During World War II submarine crews on all sides were looked after particularly well when they returned from a patrol or a mission because of the dangerous and difficult nature of their work. The USN was no exception: once in port their sailors were given a great deal of freedom and were largely free of duties. It is likely, therefore, that a large laundry facility like the one constructed at the Receiving Barracks which was able to readily handle their clothing and bedding upon such return played a significant part in keeping up the submariners’ morale.

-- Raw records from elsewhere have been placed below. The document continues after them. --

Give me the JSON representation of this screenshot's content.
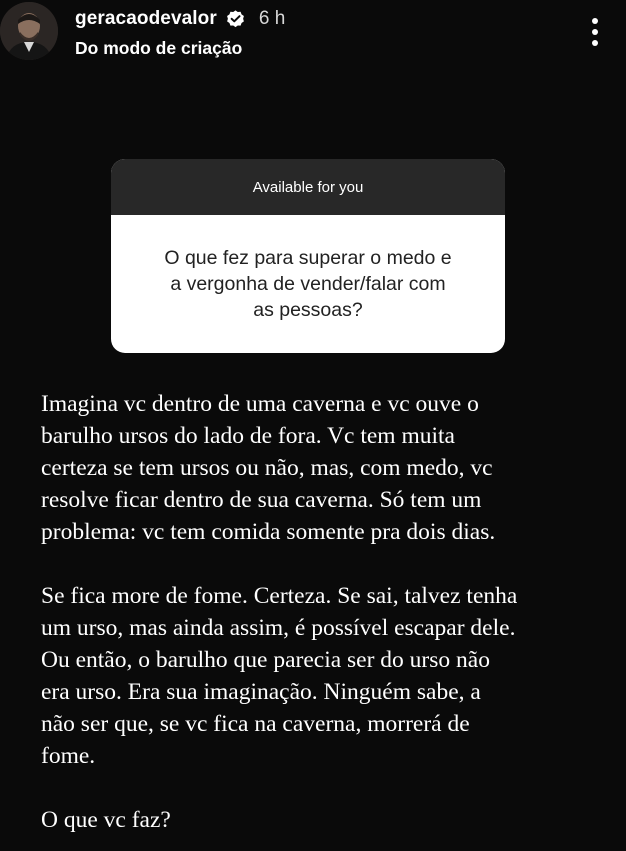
{
  "header": {
    "username": "geracaodevalor",
    "time": "6 h",
    "subtitle": "Do modo de criação"
  },
  "icons": {
    "avatar": "profile-photo",
    "verified": "verified-badge-icon",
    "more": "more-vertical-icon"
  },
  "question_card": {
    "header": "Available for you",
    "question": "O que fez para superar o medo e\na vergonha de vender/falar com\nas pessoas?"
  },
  "story": {
    "paragraph1": "Imagina vc dentro de uma caverna e vc ouve o\nbarulho ursos do lado de fora. Vc tem muita\ncerteza se tem ursos ou não, mas, com medo, vc\nresolve ficar dentro de sua caverna. Só tem um\nproblema: vc tem comida somente pra dois dias.",
    "paragraph2": "Se fica more de fome. Certeza. Se sai, talvez tenha\num urso, mas ainda assim, é possível escapar dele.\nOu então, o barulho que parecia ser do urso não\nera urso. Era sua imaginação. Ninguém sabe, a\nnão ser que, se vc fica na caverna, morrerá de\nfome.",
    "paragraph3": "O que vc faz?"
  },
  "colors": {
    "background": "#0a0a0a",
    "card_header": "#282828",
    "card_body": "#ffffff",
    "verified_blue": "#ffffff"
  }
}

Ablution and washing facilities on the submarines were very limited, conditions were crowded, few of the crew ever got topside into fresh air, so having good laundry facilities ashore at Fremantle when they arrived there was very important. Certainly, the Laundry at the Receiving Barracks would have been well set up and equipped to facilitate this. Although it has yet to be definitely established, it is likely that submarine crews may have had their laundry done for them by other persons at the Barracks, with local civilians possibly being employed for this purpose.
Sources and Bibliography
There a number of published primary and secondary sources dealing with USN submarine operations from Fremantle during 1942-5. These include Admiral Charles Lockwood’s memoir, Sink ‘em all, Clair Blair’s Silent victory, Rosco Creed’s Operations of the Fremantle submarine base, and Lyn Cairns’ Fremantle’s secret fleets, as well as personal memoirs of other former USN submarine officers who sailed to or from Fremantle. These will be detailed in the final version of this report.
In Australia there are records (possibly including drawings) in National Archives of Australia (much in their Perth Office), at least one document in SLWA, and there may be others held in collections in the Perth area. The State Record Office of WA should also be checked as they hold a surprising amount of records dealing with wartime works in WA.
In the USA there are likely to be records in the Naval Historical Center at the Washington Navy Yard, Washington DC, the United States Naval Institute at Annapolis, Maryland (also possibly oral histories), the National Archives and Record Administration at College Park, Maryland, and the MacArthur Memorial Archives at Norfolk, Virginia.